Wednesday, September 05, 2007

Pyrenees Day 13: Parzan -> Camping Forcallo

Well, they can't all be great days.

After a reasonable breakfast at the hotel (they toasted the stale baguette instead of serving it "raw" and had some parrano ham available as well), we are out by 8:30. We walk up the road to the GR11 and then start climbing for real along a dirt and gravel road. The whole morning is on the road, which isn't particularly nice. For the first hour we go super fast (well, super fast for us... we're basically reproducing the times in TiP, which we have never done) and make about 600m. We're racing to get as much of the day's climbing done as possible before the sun hits us. When the sun does make an appearance we quickly discover that running uphill with freshly filled and stocked packs is a bad idea (of course we knew this already, but we had temporarily forgotten). We have a long rest above the dam and hydroplant at Urdizeto (1940m). It's good to have gotten about 900m of the day's 1600m of climbing done, but we definitely went too fast.

We proceed at our normal (much slower) pace to the Paso de los Caballos (2314m, 1:00) where we have lunch. The views from the col are excellent and include our first view of the Posets massif, which we remark for being amazingly gray and featureless after all the layers and drip-castle shapes we've been seeing. We pick the correct lunch spot and don't end up sitting in the big party of Spaniards "around the corner"; that would have been loud. The two HRP hikers we met at Barroude (who had also gone to Parzan and are on their way to Viados) aren't so lucky.

The next two hours are mostly downhill on trails and include nice views of a green valley with creepy red "bleeding" spots on the walls. As we get into the valley we cross one of these; it's probably some water running through a vein of some iron oxide, but it sure does look like blood. All the streams in the valley are red, so we opt not to get any drinking water here.

We continue on for a while with pretty constant and not particularly interesting views (the only thing really visible is Posets, but that's still gray and mostly featureless) and eventually hit a road.
After another break we continue along the road, which we'll follow for the rest of the day (another two hours). It's just too long. We're tired, our packs are heavy, the sun is hot, there aren't enough breath-taking views to restore our motivation.
To be fair, we do get a brief (but nice) view down the Valle de Chistau.

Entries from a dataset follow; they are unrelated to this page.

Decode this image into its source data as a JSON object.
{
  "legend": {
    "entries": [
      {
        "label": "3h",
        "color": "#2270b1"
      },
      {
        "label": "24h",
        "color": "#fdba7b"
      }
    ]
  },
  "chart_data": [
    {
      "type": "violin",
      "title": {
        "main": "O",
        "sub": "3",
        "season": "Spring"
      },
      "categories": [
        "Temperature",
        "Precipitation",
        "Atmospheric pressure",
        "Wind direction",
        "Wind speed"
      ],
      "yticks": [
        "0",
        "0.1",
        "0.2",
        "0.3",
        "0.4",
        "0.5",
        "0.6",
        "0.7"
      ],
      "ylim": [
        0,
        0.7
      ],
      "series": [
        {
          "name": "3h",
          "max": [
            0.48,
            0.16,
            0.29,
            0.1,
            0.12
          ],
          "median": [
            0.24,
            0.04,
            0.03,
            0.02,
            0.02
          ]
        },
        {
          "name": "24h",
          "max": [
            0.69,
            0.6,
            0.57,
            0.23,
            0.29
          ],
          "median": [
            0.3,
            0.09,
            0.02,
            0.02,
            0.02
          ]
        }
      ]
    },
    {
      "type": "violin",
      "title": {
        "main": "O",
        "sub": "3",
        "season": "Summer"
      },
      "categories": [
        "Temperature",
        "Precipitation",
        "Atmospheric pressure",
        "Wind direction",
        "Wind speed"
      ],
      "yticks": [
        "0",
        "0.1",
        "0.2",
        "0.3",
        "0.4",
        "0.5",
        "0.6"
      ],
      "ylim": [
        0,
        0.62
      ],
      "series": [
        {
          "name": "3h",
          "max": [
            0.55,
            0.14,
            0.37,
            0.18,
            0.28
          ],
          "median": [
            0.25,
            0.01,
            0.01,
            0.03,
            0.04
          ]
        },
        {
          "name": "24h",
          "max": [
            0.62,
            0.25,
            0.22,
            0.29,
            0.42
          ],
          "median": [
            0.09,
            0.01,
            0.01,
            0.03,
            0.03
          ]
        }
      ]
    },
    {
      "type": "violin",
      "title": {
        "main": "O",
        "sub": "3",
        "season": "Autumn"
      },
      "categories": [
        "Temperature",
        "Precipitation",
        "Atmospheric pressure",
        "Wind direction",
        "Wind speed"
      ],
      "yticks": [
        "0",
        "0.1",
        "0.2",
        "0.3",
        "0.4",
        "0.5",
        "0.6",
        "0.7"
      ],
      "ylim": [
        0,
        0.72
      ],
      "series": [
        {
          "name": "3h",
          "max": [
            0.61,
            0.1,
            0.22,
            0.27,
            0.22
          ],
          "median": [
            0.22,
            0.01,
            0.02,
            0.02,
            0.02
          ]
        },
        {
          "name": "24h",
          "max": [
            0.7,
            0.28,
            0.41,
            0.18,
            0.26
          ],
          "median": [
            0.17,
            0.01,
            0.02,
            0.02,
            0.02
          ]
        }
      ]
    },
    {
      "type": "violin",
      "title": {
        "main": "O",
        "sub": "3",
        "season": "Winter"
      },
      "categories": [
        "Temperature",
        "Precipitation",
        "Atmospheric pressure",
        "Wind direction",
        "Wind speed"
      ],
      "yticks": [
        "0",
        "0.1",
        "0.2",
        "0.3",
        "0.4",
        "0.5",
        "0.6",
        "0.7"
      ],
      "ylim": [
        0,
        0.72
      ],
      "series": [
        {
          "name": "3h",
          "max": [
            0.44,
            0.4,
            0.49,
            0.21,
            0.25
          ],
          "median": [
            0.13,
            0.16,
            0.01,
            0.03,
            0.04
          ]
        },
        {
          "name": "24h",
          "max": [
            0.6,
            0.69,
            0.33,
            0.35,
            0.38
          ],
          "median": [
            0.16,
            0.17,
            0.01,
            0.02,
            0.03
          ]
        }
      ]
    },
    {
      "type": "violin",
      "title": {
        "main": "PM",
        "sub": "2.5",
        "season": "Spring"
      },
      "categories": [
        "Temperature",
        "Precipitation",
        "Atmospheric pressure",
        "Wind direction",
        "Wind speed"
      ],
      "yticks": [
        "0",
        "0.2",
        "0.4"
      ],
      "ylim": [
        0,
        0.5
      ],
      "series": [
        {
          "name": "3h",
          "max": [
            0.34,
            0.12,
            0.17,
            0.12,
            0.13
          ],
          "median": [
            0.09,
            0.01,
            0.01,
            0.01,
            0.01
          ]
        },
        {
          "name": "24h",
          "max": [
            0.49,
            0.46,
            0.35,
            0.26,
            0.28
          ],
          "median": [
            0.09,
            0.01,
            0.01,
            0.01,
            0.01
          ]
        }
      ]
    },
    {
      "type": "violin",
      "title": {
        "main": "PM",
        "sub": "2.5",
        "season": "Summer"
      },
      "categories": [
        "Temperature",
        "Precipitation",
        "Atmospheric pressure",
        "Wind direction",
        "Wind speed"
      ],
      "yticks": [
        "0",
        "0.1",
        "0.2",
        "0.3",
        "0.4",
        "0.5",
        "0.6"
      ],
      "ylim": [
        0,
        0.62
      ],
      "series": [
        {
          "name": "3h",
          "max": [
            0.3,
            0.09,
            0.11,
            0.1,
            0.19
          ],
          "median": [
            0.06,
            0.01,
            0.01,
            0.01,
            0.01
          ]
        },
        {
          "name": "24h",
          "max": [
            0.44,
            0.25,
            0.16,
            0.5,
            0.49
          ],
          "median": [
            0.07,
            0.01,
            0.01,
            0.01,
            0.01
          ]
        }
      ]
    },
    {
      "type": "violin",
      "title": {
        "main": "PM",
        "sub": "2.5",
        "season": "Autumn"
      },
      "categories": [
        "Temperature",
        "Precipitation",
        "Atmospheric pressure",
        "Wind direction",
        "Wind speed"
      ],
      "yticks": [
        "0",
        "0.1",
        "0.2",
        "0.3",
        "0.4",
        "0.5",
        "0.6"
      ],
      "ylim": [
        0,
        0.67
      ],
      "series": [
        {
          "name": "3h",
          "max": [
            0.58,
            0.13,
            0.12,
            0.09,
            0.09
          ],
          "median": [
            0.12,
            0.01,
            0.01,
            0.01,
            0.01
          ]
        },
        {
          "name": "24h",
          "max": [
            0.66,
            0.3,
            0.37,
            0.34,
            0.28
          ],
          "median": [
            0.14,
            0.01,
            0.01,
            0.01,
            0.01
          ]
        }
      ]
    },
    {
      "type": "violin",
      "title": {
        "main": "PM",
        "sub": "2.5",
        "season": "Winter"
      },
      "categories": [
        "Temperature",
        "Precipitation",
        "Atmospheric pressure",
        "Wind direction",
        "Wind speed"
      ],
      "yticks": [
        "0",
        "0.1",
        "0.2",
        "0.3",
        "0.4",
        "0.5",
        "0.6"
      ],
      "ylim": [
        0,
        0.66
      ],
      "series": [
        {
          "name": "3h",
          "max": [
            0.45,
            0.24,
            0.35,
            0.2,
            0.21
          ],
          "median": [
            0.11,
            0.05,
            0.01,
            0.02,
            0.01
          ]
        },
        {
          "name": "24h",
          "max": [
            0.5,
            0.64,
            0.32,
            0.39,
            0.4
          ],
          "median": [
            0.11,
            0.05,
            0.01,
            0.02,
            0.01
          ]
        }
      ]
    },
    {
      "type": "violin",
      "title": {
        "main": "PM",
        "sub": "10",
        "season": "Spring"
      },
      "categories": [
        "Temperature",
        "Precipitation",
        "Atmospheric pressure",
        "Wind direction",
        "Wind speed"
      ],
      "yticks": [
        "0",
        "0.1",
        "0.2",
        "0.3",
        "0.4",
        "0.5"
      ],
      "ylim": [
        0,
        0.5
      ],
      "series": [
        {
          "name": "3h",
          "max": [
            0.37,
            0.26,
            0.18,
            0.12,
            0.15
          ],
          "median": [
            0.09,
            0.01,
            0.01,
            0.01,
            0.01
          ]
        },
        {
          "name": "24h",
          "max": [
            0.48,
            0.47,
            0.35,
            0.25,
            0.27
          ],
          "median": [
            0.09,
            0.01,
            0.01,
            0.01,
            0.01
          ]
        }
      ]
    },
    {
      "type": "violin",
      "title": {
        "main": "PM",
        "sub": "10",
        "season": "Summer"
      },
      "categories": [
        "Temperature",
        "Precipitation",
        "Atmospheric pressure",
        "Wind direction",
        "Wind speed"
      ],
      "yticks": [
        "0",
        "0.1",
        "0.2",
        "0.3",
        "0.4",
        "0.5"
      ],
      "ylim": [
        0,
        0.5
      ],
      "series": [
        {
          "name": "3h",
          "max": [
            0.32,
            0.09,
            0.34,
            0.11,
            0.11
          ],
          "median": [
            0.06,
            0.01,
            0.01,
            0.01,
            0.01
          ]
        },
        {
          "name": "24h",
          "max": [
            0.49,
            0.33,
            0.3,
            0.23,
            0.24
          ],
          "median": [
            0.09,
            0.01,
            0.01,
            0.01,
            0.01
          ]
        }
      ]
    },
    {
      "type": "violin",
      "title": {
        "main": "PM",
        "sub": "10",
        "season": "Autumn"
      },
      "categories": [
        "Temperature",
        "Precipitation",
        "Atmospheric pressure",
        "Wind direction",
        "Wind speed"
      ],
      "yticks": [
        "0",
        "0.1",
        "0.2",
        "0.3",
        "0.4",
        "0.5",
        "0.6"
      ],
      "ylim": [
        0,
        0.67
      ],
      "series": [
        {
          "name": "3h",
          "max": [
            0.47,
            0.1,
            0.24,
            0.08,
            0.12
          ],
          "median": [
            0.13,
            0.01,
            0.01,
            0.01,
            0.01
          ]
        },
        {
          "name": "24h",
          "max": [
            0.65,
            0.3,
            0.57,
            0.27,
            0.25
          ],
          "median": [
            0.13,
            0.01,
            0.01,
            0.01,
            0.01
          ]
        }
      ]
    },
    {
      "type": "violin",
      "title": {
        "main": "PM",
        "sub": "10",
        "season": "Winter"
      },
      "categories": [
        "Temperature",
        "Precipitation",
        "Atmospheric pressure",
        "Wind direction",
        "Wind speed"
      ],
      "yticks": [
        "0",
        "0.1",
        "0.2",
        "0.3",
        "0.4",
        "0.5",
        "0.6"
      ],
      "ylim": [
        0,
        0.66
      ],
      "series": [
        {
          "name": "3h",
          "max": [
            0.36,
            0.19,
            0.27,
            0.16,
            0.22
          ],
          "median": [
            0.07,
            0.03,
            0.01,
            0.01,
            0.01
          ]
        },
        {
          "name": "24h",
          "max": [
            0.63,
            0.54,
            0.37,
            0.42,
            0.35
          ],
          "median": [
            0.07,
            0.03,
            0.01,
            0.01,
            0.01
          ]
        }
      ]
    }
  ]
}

Eventually we make it to the the campground (~1600m, 5:30), where we find that the building is shuttered. Crap! No beer! No showers! No beer! Crap! Luckily there's no gate or fence or "keep out" sign, so we just go in and find a nice spot with a good view of Posets (which is fascinating to look at when you get close enough), have a cup of tea, rest a bit, sponge baths, make dinner, watch sunset via the color changes on Posets (fantastic!), and then retire to the tent for the night.

We kind of expect someone to show up at some point and ask for 4 euros (or something) to use the campground, but that never happens.